Отец всерьез увлекался охотой, что, впрочем, не мешало ему быть страстным защитником птиц; поэтому моя рогатка всегда хранилась у Петера, да и пользовался я ею лишь у Кача. Отец ненавидел рогатку, и эта его ненависть восходила к тем давним временам, когда он воспитывал и обучал дядю Дюлу, своего самого младшего брата. Этот мой дядя — по рассказам бабушки — поистине виртуозно владел сим скромным видом оружия, а старший брат вознаграждал его высокое умение изрядными порками и торжественным сожжением рогатки. Однако охотничья страсть дяди Дюлы выдерживала любые порки, и рогатка вновь и вновь восставала из пепла, пока наконец не исчезла бесследно, хотя это исчезновение и не положило конца стрельбе из рогатки. Понапрасну отец перевернул все в доме вверх тормашками в поисках ненавистного оружия — рогатка так и не была обнаружена. Наступила зима, а вместе с нею и охотничья пора. И вот однажды отец, натягивая охотничьи сапоги, вдруг воскликнул:

— Что за чертовщина! Чуть палец себе не сломал…

«Чертовщина» при ближайшем рассмотрении оказалась рогаткой…
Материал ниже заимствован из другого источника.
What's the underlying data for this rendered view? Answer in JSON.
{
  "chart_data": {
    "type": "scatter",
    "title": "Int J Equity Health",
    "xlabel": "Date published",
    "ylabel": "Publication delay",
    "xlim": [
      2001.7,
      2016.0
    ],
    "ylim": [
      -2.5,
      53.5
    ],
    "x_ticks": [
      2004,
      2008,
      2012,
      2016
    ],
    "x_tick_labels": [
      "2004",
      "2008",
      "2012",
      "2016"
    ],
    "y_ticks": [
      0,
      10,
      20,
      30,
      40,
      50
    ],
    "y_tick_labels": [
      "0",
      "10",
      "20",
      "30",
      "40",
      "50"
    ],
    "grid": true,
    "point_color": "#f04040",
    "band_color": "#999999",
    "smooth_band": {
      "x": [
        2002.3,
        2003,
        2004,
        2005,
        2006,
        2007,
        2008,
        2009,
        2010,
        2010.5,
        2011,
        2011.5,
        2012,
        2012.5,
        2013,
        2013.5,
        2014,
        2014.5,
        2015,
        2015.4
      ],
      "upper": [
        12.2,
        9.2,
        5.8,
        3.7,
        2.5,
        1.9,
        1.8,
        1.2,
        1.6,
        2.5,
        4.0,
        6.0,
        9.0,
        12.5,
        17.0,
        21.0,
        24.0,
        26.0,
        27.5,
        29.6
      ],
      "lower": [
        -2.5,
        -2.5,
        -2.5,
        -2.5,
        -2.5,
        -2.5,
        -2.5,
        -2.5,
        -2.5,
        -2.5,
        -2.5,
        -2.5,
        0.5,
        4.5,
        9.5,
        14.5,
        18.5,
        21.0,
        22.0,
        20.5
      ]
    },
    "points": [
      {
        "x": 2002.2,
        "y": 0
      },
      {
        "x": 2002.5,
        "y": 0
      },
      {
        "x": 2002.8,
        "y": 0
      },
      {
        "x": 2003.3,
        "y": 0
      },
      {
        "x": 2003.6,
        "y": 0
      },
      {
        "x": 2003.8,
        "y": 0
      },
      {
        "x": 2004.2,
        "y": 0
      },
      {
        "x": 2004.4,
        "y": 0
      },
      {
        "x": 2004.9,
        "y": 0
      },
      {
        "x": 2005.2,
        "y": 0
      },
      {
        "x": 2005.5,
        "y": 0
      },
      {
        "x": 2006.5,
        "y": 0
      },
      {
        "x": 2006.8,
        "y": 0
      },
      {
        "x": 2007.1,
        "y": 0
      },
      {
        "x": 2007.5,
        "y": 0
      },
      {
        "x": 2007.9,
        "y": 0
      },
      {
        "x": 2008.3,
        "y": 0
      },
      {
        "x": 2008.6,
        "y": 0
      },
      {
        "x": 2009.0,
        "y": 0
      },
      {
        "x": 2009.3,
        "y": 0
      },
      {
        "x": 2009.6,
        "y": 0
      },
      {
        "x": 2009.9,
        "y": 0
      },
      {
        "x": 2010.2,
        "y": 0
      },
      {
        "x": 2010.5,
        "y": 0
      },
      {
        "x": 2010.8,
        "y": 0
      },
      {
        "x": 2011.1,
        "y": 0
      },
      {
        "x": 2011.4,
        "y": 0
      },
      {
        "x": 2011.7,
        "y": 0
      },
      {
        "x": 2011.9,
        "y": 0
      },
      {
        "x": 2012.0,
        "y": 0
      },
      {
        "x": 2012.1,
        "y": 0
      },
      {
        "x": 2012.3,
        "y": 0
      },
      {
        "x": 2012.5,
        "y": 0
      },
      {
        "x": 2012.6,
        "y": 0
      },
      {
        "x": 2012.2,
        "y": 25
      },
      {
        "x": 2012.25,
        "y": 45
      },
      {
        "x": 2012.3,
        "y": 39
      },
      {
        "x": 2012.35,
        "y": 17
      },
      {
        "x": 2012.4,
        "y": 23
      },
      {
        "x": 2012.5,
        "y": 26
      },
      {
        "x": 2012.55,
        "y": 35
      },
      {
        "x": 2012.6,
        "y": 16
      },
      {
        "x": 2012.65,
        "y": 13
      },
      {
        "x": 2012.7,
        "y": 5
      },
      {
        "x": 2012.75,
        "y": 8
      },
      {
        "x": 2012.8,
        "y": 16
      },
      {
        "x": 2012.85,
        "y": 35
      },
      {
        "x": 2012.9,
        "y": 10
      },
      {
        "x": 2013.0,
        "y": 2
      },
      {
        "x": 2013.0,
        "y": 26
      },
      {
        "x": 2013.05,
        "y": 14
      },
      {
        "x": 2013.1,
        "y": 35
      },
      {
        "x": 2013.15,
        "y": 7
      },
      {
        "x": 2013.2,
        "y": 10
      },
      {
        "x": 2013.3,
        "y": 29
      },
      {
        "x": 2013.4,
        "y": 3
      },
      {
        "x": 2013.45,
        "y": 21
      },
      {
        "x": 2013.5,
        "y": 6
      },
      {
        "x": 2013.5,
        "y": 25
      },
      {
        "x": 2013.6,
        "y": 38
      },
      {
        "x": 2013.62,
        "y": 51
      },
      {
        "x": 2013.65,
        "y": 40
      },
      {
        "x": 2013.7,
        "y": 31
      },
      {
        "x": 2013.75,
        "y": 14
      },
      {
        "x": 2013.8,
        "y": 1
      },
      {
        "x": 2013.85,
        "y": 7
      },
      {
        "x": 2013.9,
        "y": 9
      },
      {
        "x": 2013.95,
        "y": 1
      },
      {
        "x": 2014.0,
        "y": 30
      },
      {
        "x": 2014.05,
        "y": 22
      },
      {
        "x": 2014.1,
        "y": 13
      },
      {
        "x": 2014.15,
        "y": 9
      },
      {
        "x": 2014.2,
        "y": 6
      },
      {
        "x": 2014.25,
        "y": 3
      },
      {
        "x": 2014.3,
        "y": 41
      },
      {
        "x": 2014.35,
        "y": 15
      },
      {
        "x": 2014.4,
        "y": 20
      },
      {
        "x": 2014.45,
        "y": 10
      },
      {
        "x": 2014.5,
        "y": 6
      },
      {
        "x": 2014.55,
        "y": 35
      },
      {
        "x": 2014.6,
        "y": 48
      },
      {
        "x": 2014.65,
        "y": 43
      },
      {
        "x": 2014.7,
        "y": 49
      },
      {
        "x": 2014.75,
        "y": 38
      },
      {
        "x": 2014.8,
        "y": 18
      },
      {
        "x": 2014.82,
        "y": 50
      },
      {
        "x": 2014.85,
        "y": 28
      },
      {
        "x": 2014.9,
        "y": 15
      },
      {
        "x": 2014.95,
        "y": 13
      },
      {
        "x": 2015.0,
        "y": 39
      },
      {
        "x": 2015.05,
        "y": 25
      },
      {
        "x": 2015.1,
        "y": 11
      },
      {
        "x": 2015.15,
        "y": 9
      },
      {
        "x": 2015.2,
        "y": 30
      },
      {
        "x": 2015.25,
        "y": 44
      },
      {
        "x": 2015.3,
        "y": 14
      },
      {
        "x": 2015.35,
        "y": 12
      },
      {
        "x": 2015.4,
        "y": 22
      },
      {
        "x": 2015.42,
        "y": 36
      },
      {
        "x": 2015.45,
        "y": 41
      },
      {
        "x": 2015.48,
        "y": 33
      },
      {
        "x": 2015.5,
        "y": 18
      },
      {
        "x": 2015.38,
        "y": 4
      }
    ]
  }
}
Ну так у Давида была не рогатка, а праща, с помощью которой он так ловко угодил по башке гиганту Голиафу, что тот даже не вскрикнул: «Ух ты, мать честная!» — потому как в тех краях не знали этого выражения, — а без звука окочурился, после чего вся филистимлянская рать разбежалась куда глаза глядят, и Давид заделался царем.

Вот как решается судьба человечества: помашешь пращей и свободно можешь завладеть царством, а вздумаешь из рогатки подстрелить синицу, так всыплют тебе не то что по первое число, а и на все календарные даты с лихвою останется. Где тут, спрашивается, историческая справедливость?

С крушением стен в Иерихоне разобраться оказалось значительно труднее. Иудейские священнослужители и левиты, выстроившись двойной шеренгой, дули в свои длиннющие трубы — ну и что с того? Иерихонские трубы совсем не напоминали пастушеский рожок свинопаса дядюшки Янчи, от звуков которого тоже дрожали стекла в окнах, а свиньи в восторге готовы были хлев разнести…

Дождь никак не хотел останавливаться, а если и делал короткую передышку, то солнце все равно не хотело воспользоваться ею. Сад дядюшки Цомпо походил на вымокшую под дождем собаку; соломенные крыши ульев протекли насквозь, картофельные плети распластались по земле, и от одного вида этой промозглой сырости под окном так же неуютно становилось и на душе. Зябко дрожа, я поскорее оделся и полез на чердак, который оставался, пожалуй, единственным сухим местом в целом свете.